As maiores diminuições devido à perda de empregos na UE são observadas para os trabalhadores temporários e os jovens empregados (com idades entre 16 e 24 anos). A perda de renda estimada é mais de duas vezes maior para trabalhadores jovens (16-24) do que para trabalhadores adultos (25-65). As mulheres são provavelmente mais afetadas, principalmente devido a uma maior prevalência de mulheres nos setores afetados.

As mulheres têm maiores perdas de renda em cerca de metade dos países da UE, com as maiores diferenças na República Checa, Grécia, Eslováquia, Lituânia e Portugal.

Ao focar nas perdas de renda devido ao desemprego, as diferenças são ainda mais pronunciadas. Estendendo a análise ao nível do país, fica claro que os jovens empregados foram amplamente mais afetados pelas perdas de empregos, possivelmente devido ao alto número de jovens empregados trabalhando em setores fortemente afetados pelos bloqueios da Covid-19. 

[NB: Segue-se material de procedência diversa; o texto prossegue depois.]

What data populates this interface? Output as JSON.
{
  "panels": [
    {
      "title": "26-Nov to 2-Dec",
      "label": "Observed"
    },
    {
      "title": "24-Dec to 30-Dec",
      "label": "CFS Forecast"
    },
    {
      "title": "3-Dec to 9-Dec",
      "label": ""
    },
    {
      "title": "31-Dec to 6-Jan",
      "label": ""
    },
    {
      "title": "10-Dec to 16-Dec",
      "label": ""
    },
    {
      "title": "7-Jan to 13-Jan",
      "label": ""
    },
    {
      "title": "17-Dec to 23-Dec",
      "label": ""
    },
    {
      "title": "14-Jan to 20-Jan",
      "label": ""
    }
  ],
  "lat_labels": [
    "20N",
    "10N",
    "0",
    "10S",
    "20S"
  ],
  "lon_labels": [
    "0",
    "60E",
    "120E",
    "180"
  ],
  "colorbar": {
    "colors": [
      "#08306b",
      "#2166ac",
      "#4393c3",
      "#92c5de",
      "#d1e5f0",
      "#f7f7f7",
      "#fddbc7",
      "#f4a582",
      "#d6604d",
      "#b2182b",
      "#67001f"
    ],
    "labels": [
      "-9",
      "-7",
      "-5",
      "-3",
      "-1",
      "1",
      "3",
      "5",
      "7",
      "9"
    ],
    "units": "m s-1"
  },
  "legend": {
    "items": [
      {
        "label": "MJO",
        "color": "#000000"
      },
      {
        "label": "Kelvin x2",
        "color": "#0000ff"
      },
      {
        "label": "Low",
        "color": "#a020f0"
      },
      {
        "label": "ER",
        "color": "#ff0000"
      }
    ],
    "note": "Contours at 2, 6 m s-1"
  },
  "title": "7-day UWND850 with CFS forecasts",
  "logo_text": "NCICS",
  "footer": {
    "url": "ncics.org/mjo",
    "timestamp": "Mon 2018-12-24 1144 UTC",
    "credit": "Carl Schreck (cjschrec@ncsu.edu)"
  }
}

A renda do trabalho entre os jovens diminuiu em todos os países. As reduções mais acentuadas foram relatadas por Luxemburgo, Eslovênia, Lituânia, Bulgária, Portugal e República Checa (mais de -10 pp para todos os sete), enquanto as reduções mais baixas foram registadas na Áustria, Holanda e Alemanha (menos de -3% para todos os três).